For over five weeks now the Nigerian foreign exchange system has been on drama sketch. It is unbelievable that at a time of harsh economic circumstances manifesting in the form of sharp decline in foreign exchange earnings from oil revenue, soaring inflation and interest rates, a slump in gross domestic products (GDP), rising unemployment, mounting salary arrears amongst many economic woes, the banking industry is complaining of excess dollar cash up to US$5 billion (approximately N1 trillion) either stuck in some people’s hands or lying idle in bank vaults as a result of a foreign exchange directive.
The Central Bank of Nigeria (CBN) had directed that the banks should stop accepting dollar cash deposits as the apex bank itself also stopped accepting same from banks. Vanguard investigations revealed that the policy was informed by CBN’s findings that the economy has been awash with alleged illicit dollars which were probably being laundered through the banking system.
The apex bank, in a statement, had noted with concern a recent report by the Global Financial Integrity Group, which ranked Nigeria as one of the top ten countries for illicit financial flows in the world.
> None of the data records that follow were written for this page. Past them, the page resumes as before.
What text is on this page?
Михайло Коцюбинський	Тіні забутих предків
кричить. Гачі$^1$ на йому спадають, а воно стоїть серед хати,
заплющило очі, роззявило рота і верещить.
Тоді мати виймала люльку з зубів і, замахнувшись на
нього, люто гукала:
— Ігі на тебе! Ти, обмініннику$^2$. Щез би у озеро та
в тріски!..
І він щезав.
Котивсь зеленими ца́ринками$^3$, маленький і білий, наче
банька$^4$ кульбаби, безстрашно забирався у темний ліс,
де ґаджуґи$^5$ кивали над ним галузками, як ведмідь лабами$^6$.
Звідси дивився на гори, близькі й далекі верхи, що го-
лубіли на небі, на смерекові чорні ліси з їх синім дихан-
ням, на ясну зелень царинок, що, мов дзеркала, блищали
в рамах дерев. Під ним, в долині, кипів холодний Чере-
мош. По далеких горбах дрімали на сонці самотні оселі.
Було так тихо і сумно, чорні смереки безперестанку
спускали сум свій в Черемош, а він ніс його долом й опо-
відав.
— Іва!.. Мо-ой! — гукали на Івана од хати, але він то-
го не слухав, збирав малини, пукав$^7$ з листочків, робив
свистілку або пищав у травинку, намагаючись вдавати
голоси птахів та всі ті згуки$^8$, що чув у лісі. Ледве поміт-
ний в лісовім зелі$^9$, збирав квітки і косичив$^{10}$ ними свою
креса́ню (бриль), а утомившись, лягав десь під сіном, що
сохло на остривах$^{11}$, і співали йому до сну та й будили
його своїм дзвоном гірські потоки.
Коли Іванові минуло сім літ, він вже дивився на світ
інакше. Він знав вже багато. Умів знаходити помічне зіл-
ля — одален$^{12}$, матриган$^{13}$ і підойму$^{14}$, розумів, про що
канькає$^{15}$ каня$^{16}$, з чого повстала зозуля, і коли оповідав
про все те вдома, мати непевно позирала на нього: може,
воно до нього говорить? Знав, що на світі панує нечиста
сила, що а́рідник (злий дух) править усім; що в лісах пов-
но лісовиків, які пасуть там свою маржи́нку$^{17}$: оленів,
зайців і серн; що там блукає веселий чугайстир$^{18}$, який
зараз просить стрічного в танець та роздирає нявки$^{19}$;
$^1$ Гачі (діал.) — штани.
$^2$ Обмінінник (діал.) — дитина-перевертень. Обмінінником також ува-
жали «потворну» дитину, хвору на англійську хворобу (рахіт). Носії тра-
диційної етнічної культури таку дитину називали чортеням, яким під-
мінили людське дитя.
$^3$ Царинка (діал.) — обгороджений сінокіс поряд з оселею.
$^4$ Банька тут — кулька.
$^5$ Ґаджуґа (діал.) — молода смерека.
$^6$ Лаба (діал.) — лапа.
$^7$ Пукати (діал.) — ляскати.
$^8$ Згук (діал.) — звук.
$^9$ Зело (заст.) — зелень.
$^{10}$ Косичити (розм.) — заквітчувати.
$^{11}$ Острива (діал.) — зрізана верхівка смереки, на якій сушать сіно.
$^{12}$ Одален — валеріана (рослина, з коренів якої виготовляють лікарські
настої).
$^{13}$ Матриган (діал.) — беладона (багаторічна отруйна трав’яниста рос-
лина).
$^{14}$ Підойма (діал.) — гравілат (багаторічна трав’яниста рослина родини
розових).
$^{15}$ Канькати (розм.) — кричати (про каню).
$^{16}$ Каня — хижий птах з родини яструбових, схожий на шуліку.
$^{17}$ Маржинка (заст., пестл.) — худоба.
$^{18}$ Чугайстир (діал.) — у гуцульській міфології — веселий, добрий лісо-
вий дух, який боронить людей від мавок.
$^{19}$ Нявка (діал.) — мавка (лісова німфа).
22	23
The report, though unconfirmed, estimated that about US$15.7 billion of illicit funds go through Nigeria’s financial system annually.
Whilst we understand the concern of the apex bank especially in the light of the negative image, we wish to draw the economy managers’ attention to the other picture of the policy and call attention to the need for a more productive policy option.
This idle foreign currency asset is more than the annual incomes of six African countries put together and more than the recurrent expenditures of about 14 states of Nigeria put together. It is enough to provide employment for over four million graduates if invested into the economy. Most pathetic is that going by United Nations’ assessment of the poverty level in Nigeria, this amount is enough to feed over 20 million households in the low income bracket for one year.
We challenge the economy managers to come up with better, more creative options to bring the funds into economic activities in the face of the cash crunch being suffered by the larger economy and the citizens.
We advocate that the monetary authorities apply the several protocols on illicit fund flows, money laundering and terrorism financing while ensuring that legitimate foreign exchange deposits are allowed with proper documentations.
Also the illegitimate foreign currency assets should be pursued and recovered while offenders should be prosecuted.
The valuable forex should not be abandoned in the hands of a few individuals who might eventually compromise the system while the assets end up in their private accounts outside the country.